Watching these trends year-over-year helps marketers time campaigns in a way that meets demand. According to Experian Marketing Services, the planning and launch dates for global holiday marketing most commonly occur in August and November, respectively.


Image source: “Illuminate Your Holiday Marketing Campaigns,” Experian Marketing Services

As a search marketer, that also means watching the demand for important search queries related to the holidays, what they are and when they begin. For example, last year, Google reported terms related to Black Friday grew 27 percent from 2012, and started days earlier than the year prior.


Image source: “5 Holiday Shopping Trends Marketers Should Watch,” Google

As many of you know, Google Trends is a great place to mine trending keyword data year-over year. In your search query research, get creative beyond just the Black Friday/Cyber Monday terms and think about what sort of deals people are looking for around the holidays in general.

If you’re a retailer, it might be trending products (according to Experian Marketing Services, UGGs is topping the charts yet again), or if you’re in another sector, like travel and hospitality, it most definitely will be getaways, flight, and hotel deals – sometimes simply around winter activities. The travel and hospitality industry is not immune to the demand for Black Friday and Cyber Monday deals.

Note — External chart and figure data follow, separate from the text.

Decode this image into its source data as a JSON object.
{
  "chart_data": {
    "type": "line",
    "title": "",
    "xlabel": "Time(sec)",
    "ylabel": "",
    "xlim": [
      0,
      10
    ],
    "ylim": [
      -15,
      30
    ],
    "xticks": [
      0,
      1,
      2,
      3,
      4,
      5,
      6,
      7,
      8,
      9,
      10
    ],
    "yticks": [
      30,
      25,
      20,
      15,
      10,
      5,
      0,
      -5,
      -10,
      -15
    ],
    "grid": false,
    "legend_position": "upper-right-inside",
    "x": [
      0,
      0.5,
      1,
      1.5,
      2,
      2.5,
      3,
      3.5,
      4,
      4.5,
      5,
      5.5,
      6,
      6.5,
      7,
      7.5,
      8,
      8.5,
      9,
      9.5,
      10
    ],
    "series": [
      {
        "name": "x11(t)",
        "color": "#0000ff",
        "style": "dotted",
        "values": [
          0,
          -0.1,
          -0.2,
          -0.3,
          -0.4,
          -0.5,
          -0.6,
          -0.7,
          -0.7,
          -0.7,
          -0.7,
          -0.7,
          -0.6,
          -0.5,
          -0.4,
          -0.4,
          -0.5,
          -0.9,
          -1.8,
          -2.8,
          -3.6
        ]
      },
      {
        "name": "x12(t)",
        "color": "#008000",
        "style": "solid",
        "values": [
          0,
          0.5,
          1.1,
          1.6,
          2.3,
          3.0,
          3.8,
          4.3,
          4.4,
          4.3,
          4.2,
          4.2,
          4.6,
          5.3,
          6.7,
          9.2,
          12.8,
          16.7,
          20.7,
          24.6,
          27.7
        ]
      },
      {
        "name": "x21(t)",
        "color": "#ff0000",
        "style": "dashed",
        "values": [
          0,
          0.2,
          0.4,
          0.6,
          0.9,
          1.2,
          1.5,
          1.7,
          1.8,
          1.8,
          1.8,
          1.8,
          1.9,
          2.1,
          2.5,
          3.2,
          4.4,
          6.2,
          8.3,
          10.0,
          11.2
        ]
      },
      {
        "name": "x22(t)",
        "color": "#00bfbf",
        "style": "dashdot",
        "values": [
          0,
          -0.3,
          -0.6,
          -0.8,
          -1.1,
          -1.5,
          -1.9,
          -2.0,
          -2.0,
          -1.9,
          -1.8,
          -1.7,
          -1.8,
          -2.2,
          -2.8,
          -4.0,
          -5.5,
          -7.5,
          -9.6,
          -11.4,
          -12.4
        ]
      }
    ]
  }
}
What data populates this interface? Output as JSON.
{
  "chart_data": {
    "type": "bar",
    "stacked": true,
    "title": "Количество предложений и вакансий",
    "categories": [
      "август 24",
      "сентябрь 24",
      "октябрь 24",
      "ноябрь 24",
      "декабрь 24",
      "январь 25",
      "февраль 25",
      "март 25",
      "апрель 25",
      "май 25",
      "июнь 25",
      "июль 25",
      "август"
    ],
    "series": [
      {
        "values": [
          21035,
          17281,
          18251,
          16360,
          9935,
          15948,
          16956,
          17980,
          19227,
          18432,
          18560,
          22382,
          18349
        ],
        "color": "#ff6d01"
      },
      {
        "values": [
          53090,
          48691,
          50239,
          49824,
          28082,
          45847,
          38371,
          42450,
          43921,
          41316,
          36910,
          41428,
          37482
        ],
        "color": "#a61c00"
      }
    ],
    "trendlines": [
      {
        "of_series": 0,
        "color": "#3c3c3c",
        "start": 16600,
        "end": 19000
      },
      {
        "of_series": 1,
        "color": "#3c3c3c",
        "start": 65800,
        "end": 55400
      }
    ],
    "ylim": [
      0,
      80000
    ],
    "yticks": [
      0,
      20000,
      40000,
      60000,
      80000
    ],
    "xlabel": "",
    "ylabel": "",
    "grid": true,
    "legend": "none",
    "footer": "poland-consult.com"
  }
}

Start Making Your 2015 Holiday Marketing Wish List Now

As a marketer, you can start planning for next year’s holiday season by understanding the trends of years previous, and coming up with creative ways to stay on the leading edge.

Watch your profitable channels in 2015, and pay close attention to how the organic search channel can help you lead up to the holiday season in a meaningful way by offering content that aids your buyers in their journey.

Finally, time your campaigns with the demand of the consumer by using trending search and shopping demand to fuel your launch dates. Implement what you can now, collate data and utilize the insights to prepare for your next campaign right now.